Distal Xq duplications refer to chromosomal disorders resulting from involvement of the long arm of the X chromosome (Xq). Clinical manifestations widely vary depending on the gender of the patient and on the gene content of the duplicated segment. Prevalence of Xq duplications remains unknown. About 40 cases of Xq28 functional disomy due to cytogenetically visible rearrangements, and about 50 cases of cryptic duplications encompassing the MECP2 gene have been reported. The most frequently reported distal duplications involve the Xq28 segment and yield a recognisable phenotype including distinctive facial features (premature closure of the fontanels or ridged metopic suture, broad face with full cheeks, epicanthal folds, large ears, small and open mouth, ear anomalies, pointed nose, abnormal palate and facial hypotonia), major axial hypotonia, severe developmental delay, severe feeding difficulties, abnormal genitalia and proneness to infections. Xq duplications may be caused either by an intrachromosomal duplication or an unbalanced X/Y or X/autosome translocation. In XY males, structural X disomy always results in functional disomy. In females, failure of X chromosome dosage compensation could result from a variety of mechanisms, including an unfavourable pattern of inactivation, a breakpoint separating an X segment from the X-inactivation centre in cis, or a small ring chromosome. The MECP2 gene in Xq28 is the most important dosage-sensitive gene responsible for the abnormal phenotype in duplications of distal Xq. Diagnosis is based on clinical features and is confirmed by CGH array techniques. Differential diagnoses include Prader-Willi syndrome and Alpha thalassaemia-mental retardation, X linked (ATR-X). The recurrence risk is significant if a structural rearrangement is present in one of the parent, the most frequent situation being that of an intrachromosomal duplication inherited from the mother. Prenatal diagnosis is performed by cytogenetic testing including FISH and/or DNA quantification methods. Management is multi-specialist and only symptomatic, with special attention to prevention of malnutrition and recurrent infections. Educational and rehabilitation support should be offered to all patients.

Figure 1

Schematic representation of a Xq duplication transmission. Active X and Y chromosomes are in grey, inactive X is striped in black. A yellow star represents XIC. a) normal XY chromosomes; b) Xq duplication in male leading to Xq functional disomy, associated with an abnormal phenotype; c) Xq duplication in female with inactivation pattern skewed towards the duplicated X, associated with a normal phenotype; d) Xq duplication in female with inactivation pattern skewed towards the normal X leading to Xq functional disomy, associated with an abnormal phenotype.

Figure 2

Schematic representation of a t(X;A) transmission. Autosomes are blue, active X chromosome and Y chromosome are grey, inactive X chromosome is striped in black. Top: balanced t(X;A) in the mother, with usual pattern of inactivation (normal X inactivated). Transmission in male: a) normal; b) balanced translocation; c) unbalanced translocation with derivative autosome, leading to functional X disomy; d) unbalanced translocation with derivative X, leading to partial X monosomy and partial autosomal trisomy; a and b are associated to a normal phenotype, c and d to an abnormal phenotype.
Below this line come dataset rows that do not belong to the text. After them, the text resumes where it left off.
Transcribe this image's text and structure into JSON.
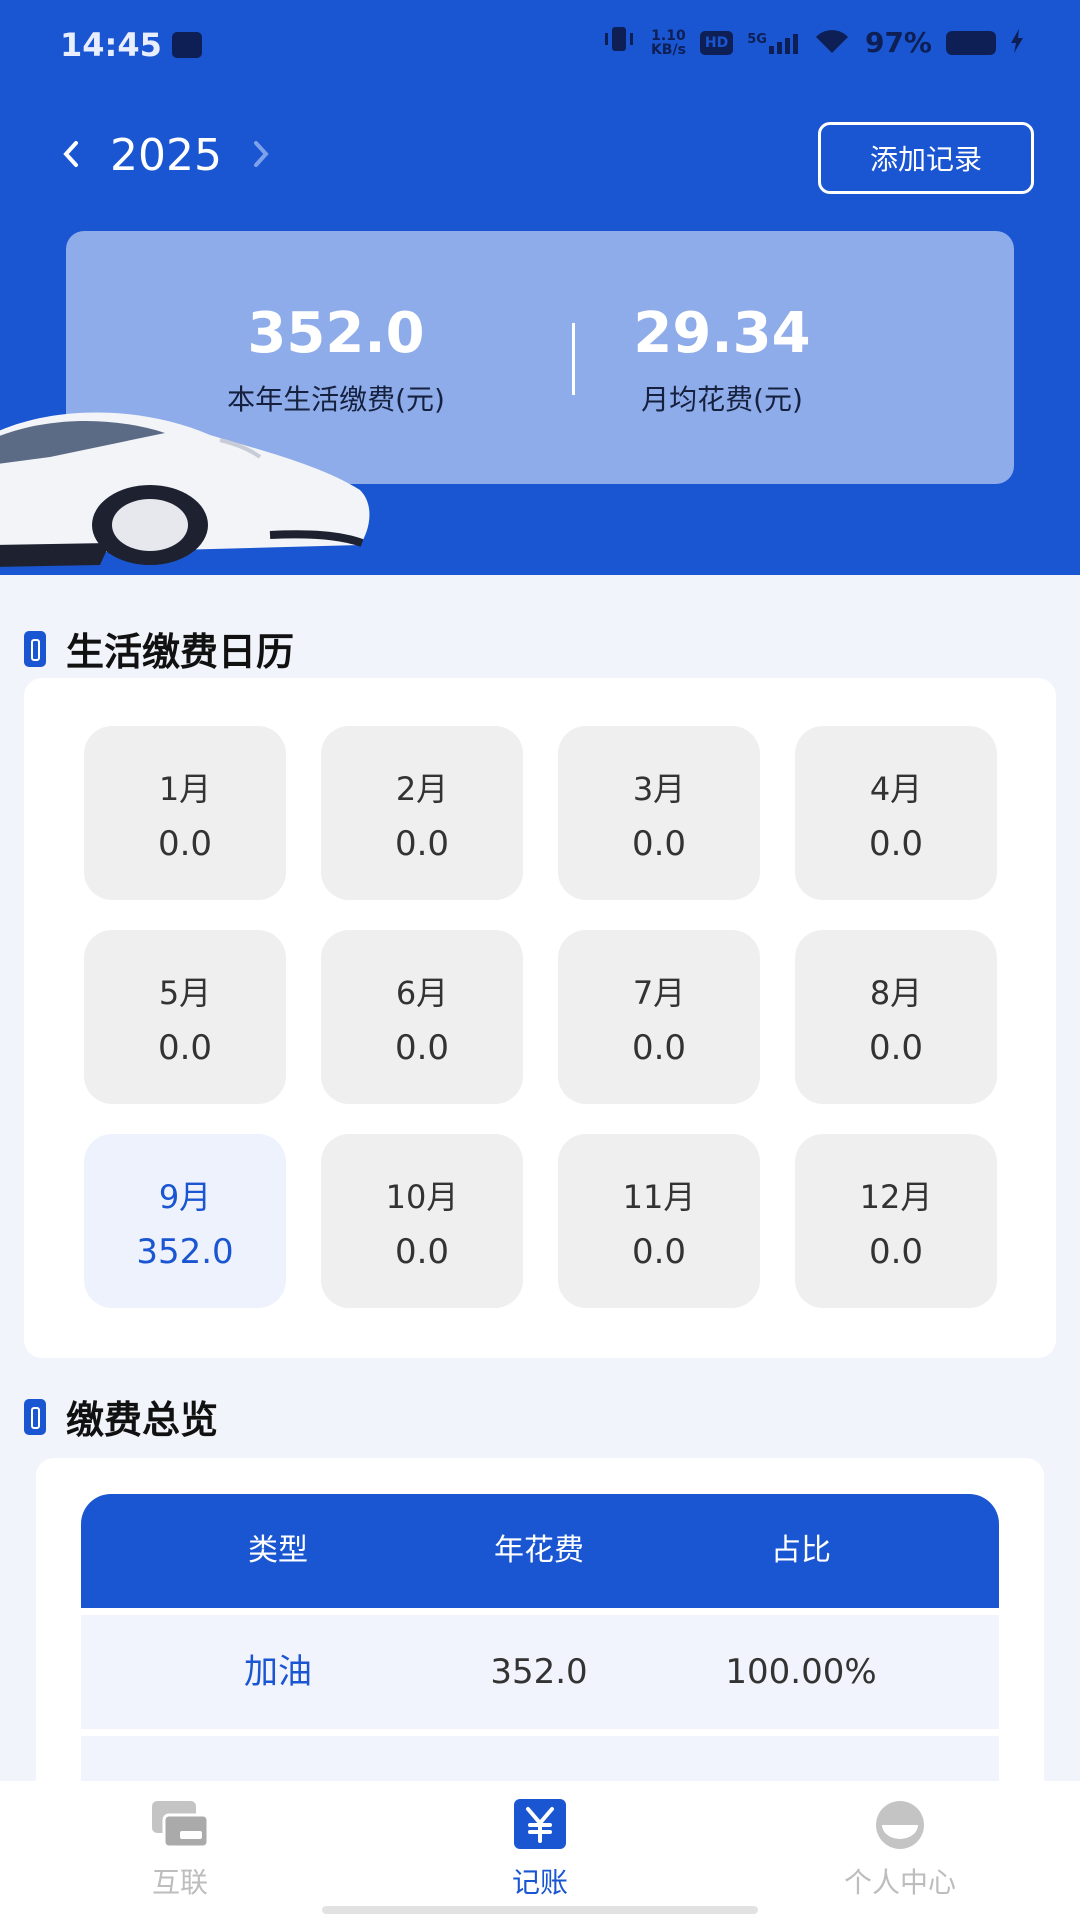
{
  "status": {
    "time": "14:45",
    "speed_top": "1.10",
    "speed_bottom": "KB/s",
    "hd": "HD",
    "network": "5G",
    "battery": "97%"
  },
  "header": {
    "year": "2025",
    "add_label": "添加记录"
  },
  "summary": {
    "annual_value": "352.0",
    "annual_label": "本年生活缴费(元)",
    "monthly_value": "29.34",
    "monthly_label": "月均花费(元)"
  },
  "calendar": {
    "title": "生活缴费日历",
    "months": [
      {
        "name": "1月",
        "value": "0.0"
      },
      {
        "name": "2月",
        "value": "0.0"
      },
      {
        "name": "3月",
        "value": "0.0"
      },
      {
        "name": "4月",
        "value": "0.0"
      },
      {
        "name": "5月",
        "value": "0.0"
      },
      {
        "name": "6月",
        "value": "0.0"
      },
      {
        "name": "7月",
        "value": "0.0"
      },
      {
        "name": "8月",
        "value": "0.0"
      },
      {
        "name": "9月",
        "value": "352.0"
      },
      {
        "name": "10月",
        "value": "0.0"
      },
      {
        "name": "11月",
        "value": "0.0"
      },
      {
        "name": "12月",
        "value": "0.0"
      }
    ]
  },
  "overview": {
    "title": "缴费总览",
    "headers": [
      "类型",
      "年花费",
      "占比"
    ],
    "rows": [
      {
        "type": "加油",
        "cost": "352.0",
        "ratio": "100.00%"
      }
    ]
  },
  "tabs": [
    {
      "label": "互联",
      "icon": "cards-icon"
    },
    {
      "label": "记账",
      "icon": "yuan-icon"
    },
    {
      "label": "个人中心",
      "icon": "profile-icon"
    }
  ],
  "colors": {
    "primary": "#1a56d1",
    "summary_card": "#8facea",
    "page_bg": "#f1f4fb"
  }
}
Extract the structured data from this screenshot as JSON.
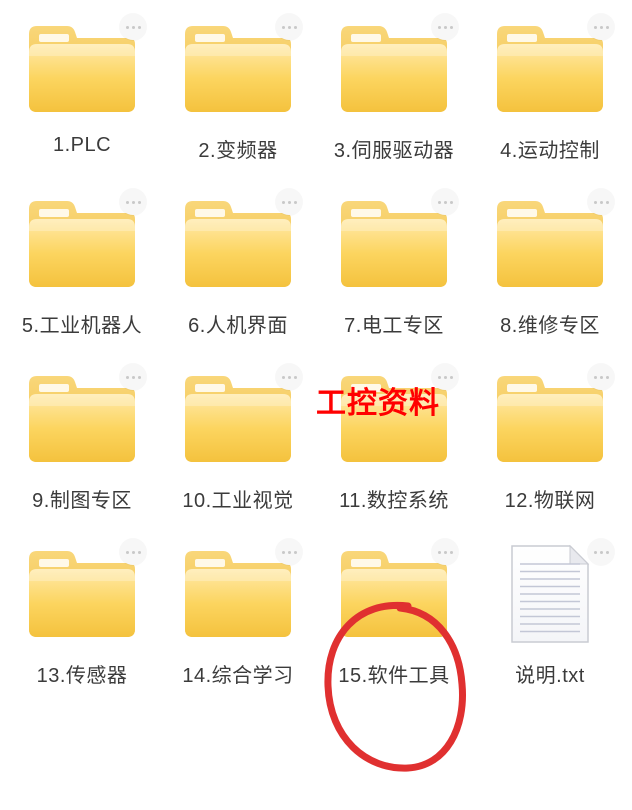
{
  "items": [
    {
      "label": "1.PLC",
      "type": "folder"
    },
    {
      "label": "2.变频器",
      "type": "folder"
    },
    {
      "label": "3.伺服驱动器",
      "type": "folder"
    },
    {
      "label": "4.运动控制",
      "type": "folder"
    },
    {
      "label": "5.工业机器人",
      "type": "folder"
    },
    {
      "label": "6.人机界面",
      "type": "folder"
    },
    {
      "label": "7.电工专区",
      "type": "folder"
    },
    {
      "label": "8.维修专区",
      "type": "folder"
    },
    {
      "label": "9.制图专区",
      "type": "folder"
    },
    {
      "label": "10.工业视觉",
      "type": "folder"
    },
    {
      "label": "11.数控系统",
      "type": "folder"
    },
    {
      "label": "12.物联网",
      "type": "folder"
    },
    {
      "label": "13.传感器",
      "type": "folder"
    },
    {
      "label": "14.综合学习",
      "type": "folder"
    },
    {
      "label": "15.软件工具",
      "type": "folder"
    },
    {
      "label": "说明.txt",
      "type": "txt"
    }
  ],
  "annotation": "工控资料"
}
Transmission in female: a) normal; b) balanced translocation with normal X inactivated; c) unbalanced translocation with derivative autosome, leading to partial autosomal monosomy and to functional X disomy; d) unbalanced translocation with derivative X leading to partial X monosomy and partial autosomal trisomy; e) balanced translocation with rare inactivation pattern (der(X) inactivated) leading to functional disomy and potential inactivation spreading to translocated autosomal genes; a and b are associated to a normal phenotype; c, d and e to an abnormal phenotype.